Count the Moons

1Q84 by Haruki Murakami is quite the novel. While being incredibly lengthy, it also does justice to that length. There isn’t a single word, character, or subplot that the book could do without; they all carry their weight. I will be the first to admit that around the beginning to section 3, I was ready to throw something at Murakami in frustration. I couldn’t understand why he just kept drawing out waiting for the meeting between Aomame and Tengo. But when they finally do meet, it’s entirely the right moment.

Murakami is a mastermind of magical realism, but I will argue that this novel is a straight up fantasy. On page 462, one of the characters informs Aomame that, “You’ve been reading too much science fiction.” because of her conjectures about dropping into a world with two moons. And I agree, this isn’t science fiction. It’s not some far flung future, with crazy advanced technology. No, this takes place in the recent past and deals with little magical people who build air chrysalises that create some kind of doppelganger. And they way you can tell you’re in the world of the little people (some call is 1Q84, some call it the Cat Town) is that there is a second moon–smaller, malformed, and greenish. Fantasy, straight up.

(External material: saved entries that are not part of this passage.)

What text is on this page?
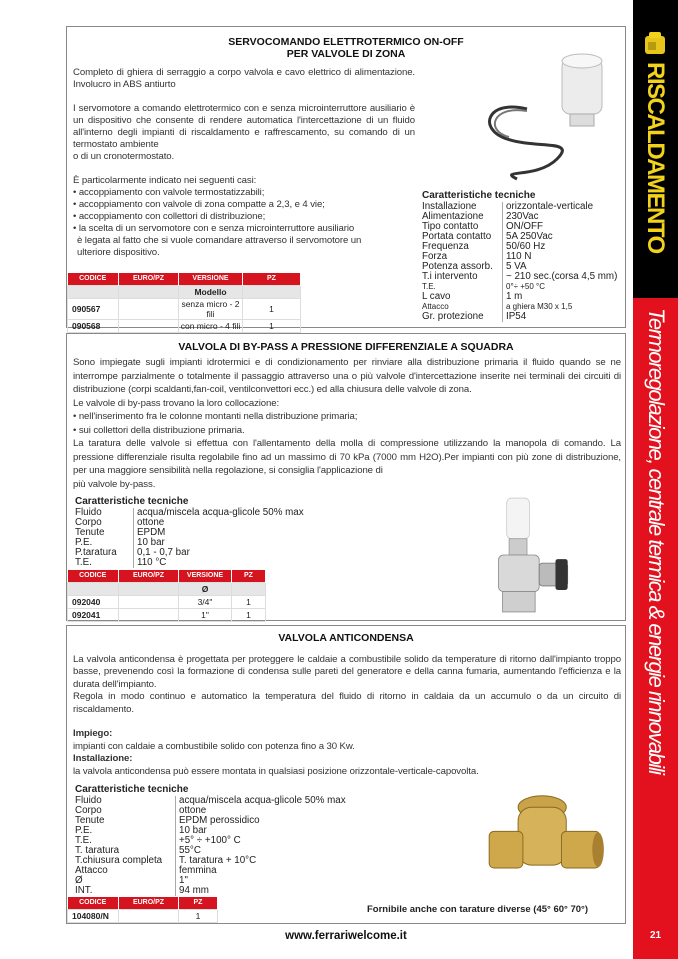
RISCALDAMENTO
Termoregolazione, centrale termica & energie rinnovabili
21
SERVOCOMANDO ELETTROTERMICO ON-OFF
PER VALVOLE DI ZONA

Completo di ghiera di serraggio a corpo valvola e cavo elettrico di alimentazione. Involucro in ABS antiurto

I servomotore a comando elettrotermico con e senza microinterruttore ausiliario è un dispositivo che consente di rendere automatica l'intercettazione di un fluido all'interno degli impianti di riscaldamento e raffrescamento, su comando di un termostato ambiente

o di un cronotermostato.

È particolarmente indicato nei seguenti casi:

• accoppiamento con valvole termostatizzabili;

• accoppiamento con valvole di zona compatte a 2,3, e 4 vie;

• accoppiamento con collettori di distribuzione;

• la scelta di un servomotore con e senza microinterruttore ausiliario

è legata al fatto che si vuole comandare attraverso il servomotore un

ulteriore dispositivo.

Caratteristiche tecniche
Installazione	orizzontale-verticale
Alimentazione	230Vac
Tipo contatto	ON/OFF
Portata contatto	5A 250Vac
Frequenza	50/60 Hz
Forza	110 N
Potenza assorb.	5 VA
T.i intervento	~ 210 sec.(corsa 4,5 mm)
T.E.	0°÷ +50 °C
L cavo	1 m
Attacco	a ghiera M30 x 1,5
Gr. protezione	IP54
CODICE	EURO/PZ	VERSIONE	PZ
		Modello	
090567		senza micro - 2 fili	1
090568		con micro - 4 fili	1
VALVOLA DI BY-PASS A PRESSIONE DIFFERENZIALE A SQUADRA

Sono impiegate sugli impianti idrotermici e di condizionamento per rinviare alla distribuzione primaria il fluido quando se ne interrompe parzialmente o totalmente il passaggio attraverso una o più valvole d'intercettazione inserite nei terminali dei circuiti di distribuzione (corpi scaldanti,fan-coil, ventilconvettori ecc.) ed alla chiusura delle valvole di zona.

Le valvole di by-pass trovano la loro collocazione:

• nell'inserimento fra le colonne montanti nella distribuzione primaria;

• sui collettori della distribuzione primaria.

La taratura delle valvole si effettua con l'allentamento della molla di compressione utilizzando la manopola di comando. La pressione differenziale risulta regolabile fino ad un massimo di 70 kPa (7000 mm H2O).Per impianti con più zone di distribuzione, per una maggiore sensibilità nella regolazione, si consiglia l'applicazione di

più valvole by-pass.

Caratteristiche tecniche
Fluido	acqua/miscela acqua-glicole 50% max
Corpo	ottone
Tenute	EPDM
P.E.	10 bar
P.taratura	0,1 - 0,7 bar
T.E.	110 °C
CODICE	EURO/PZ	VERSIONE	PZ
		Ø	
092040		3/4"	1
092041		1"	1
VALVOLA ANTICONDENSA

La valvola anticondensa è progettata per proteggere le caldaie a combustibile solido da temperature di ritorno dall'impianto troppo basse, prevenendo così la formazione di condensa sulle pareti del generatore e della canna fumaria, aumentando l'efficienza e la durata dell'impianto.

Regola in modo continuo e automatico la temperatura del fluido di ritorno in caldaia da un accumulo o da un circuito di riscaldamento.

Impiego:

impianti con caldaie a combustibile solido con potenza fino a 30 Kw.

Installazione:

la valvola anticondensa può essere montata in qualsiasi posizione orizzontale-verticale-capovolta.

Caratteristiche tecniche
Fluido	acqua/miscela acqua-glicole 50% max
Corpo	ottone
Tenute	EPDM perossidico
P.E.	10 bar
T.E.	+5° ÷ +100° C
T. taratura	55°C
T.chiusura completa	T. taratura + 10°C
Attacco	femmina
Ø	1"
INT.	94 mm
CODICE	EURO/PZ	PZ
104080/N		1
Fornibile anche con tarature diverse (45° 60° 70°)
www.ferrariwelcome.it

I don’t want to talk too much about the plot since there are a ton of twists and turns that I really don’t want to give away, but I do want to talk briefly on the structure of it. The chapters alternate between Aomame and Tengo’s point of views and their two discreet storylines. This is sometimes a hard feat to pull off because one storyline will end up more compelling than the other. Murakami somehow managed to make both lines just as compelling, which is interesting because the content of those separate lines would seem to lend themselves to an interest disparity. No, I’m not going to tell you what they are, that would be doing you a disservice. Pick it up and read it!

And for all that the book is enormous (925 pages of narrative alone without counting front and back matter) it’s got an interesting design. I love the cover, it uses an onionskin book jacket with transparent sections that spell 1Q84 allowing the girl and boy on the covers to peek through on the front and back. And the spine alternates where the letters are. Half are on the onionskin, the other half printed on the spine of the book. It just makes for a unique and engaging cover design which speaks to the dual and uncertain nature of the text itself. Inside however, I have one qualm with the designer. There are no running headers or footers, but a side bar with 1Q84 in a square and the page number…well, the page number appears in random places along that sidebar, sometimes backwards, and it changes from chapter to chapter. For someone like me who likes to know where in the book I am incase my bookmark falls out, it drove me a little bit crazy. But I’m sure very few people even notice it.

But all told, definitely worth the time it takes to make it through this opus. When you finish it, you’ll put it down and go to the window–just to make sure there is only one moon floating in the sky.